Sachant que les militaires voulaient l’éliminer, Abane a tenté dans un premier temps tous les remèdes afin d’amener les colonels à la raison. Mais ces derniers, par la voix de Krim, ont décidé d’envenimer davantage la crise. D’ailleurs, Krim, pour marquer la rupture, a apostrophé Abane en ces termes : « Nous ne tolérons pas qu’une décision prise démocratiquement par le CNRA soit critiquée par l’un de nous ». A ce moment-là, la décision d’éliminer ce dernier n’avait pas encore été prise, mais Abane a décidé, dans l’intérêt de la révolution, de pousser les militaires dans leur dernier retranchement. A la dernière réunion d’Abane au sein du CCE il n’a pas hésité à sermonner les militaires en leur disant « Vous ne pensez plus combat mais pouvoir. Vous êtes devenus ces révolutionnaires de palace que nous critiquions tant quand on était à l’intérieur. Quand on faisait vraiment la révolution. Moi j’en ai assez.

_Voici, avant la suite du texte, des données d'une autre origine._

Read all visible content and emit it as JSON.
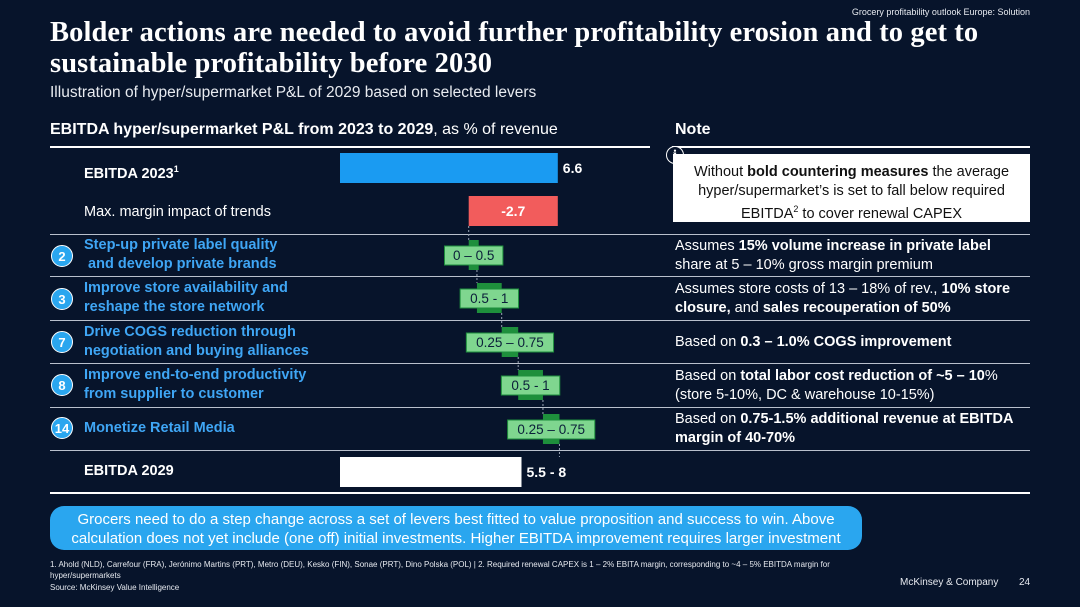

Je vais regagner le maquis et à ces hommes que vous prétendez représenter, sur lesquels vous vous appuyez sans cesse pour faire régner votre dictature au nom des combattants, je raconterai ce qui se passe à Tunis et ailleurs ».

Pour les militaires, Abane avait franchi le Rubicon, mais la liquidation physique était-elle la meilleure solution pour avancer ? Toutefois, les chefs d’accusation retenus contre Abane n’ont aucun rapport avec le motif de la liquidation. Il a été accusé de faire d’El Moujahid sa propriété privée et d’utiliser l’UGTA à son profit personnel. Selon Gilbert Meynier, il a eu un conflit avec Ben Tobbal qui voulait lire avant publication les articles du journal. Quant à Krim, il a affirmé que Abane avait contacté un officier de la Wilaya 1 pour renverser le CCE. L’officier en question est le commandant Hadj Ali. Une fois encore les historiens sont d’accord que cet argument est non fondé dans la mesure où celui-ci n’était pas un homme de terrain : il avait été chargé du ravitaillement de la W1 aux frontières en 1956. Il ne disposait donc pas de troupes susceptibles de renverser le CCE. Mais si ces reproches étaient vrais, pourquoi les colonels ont-ils créé un tribunal de ‘salut public’ pour le condamner sans qu’il ait la possibilité de se défendre. Une chose est sûre, estime Khalfa Mammeri, c’est que « le condamné, puisqu’il faut l’appeler ainsi, n’a pas été ni présent, ni entendu, ni défendu, et plus grave ni averti de la sentence qui s’est abattue sur lui ». Pour Ferhat Abbas « les colonels se sont comportés comme les héritiers des Beni Hilal pour qui la légitimité se fonde sur la raison du plus fort. En somme, la raison de sa mise à mort était que les militaires connaissaient trop bien le sens de l’organisation, le charisme et la capacité de Abane à pouvoir rallier autour de lui toutes les forces vives pour le laisser agir.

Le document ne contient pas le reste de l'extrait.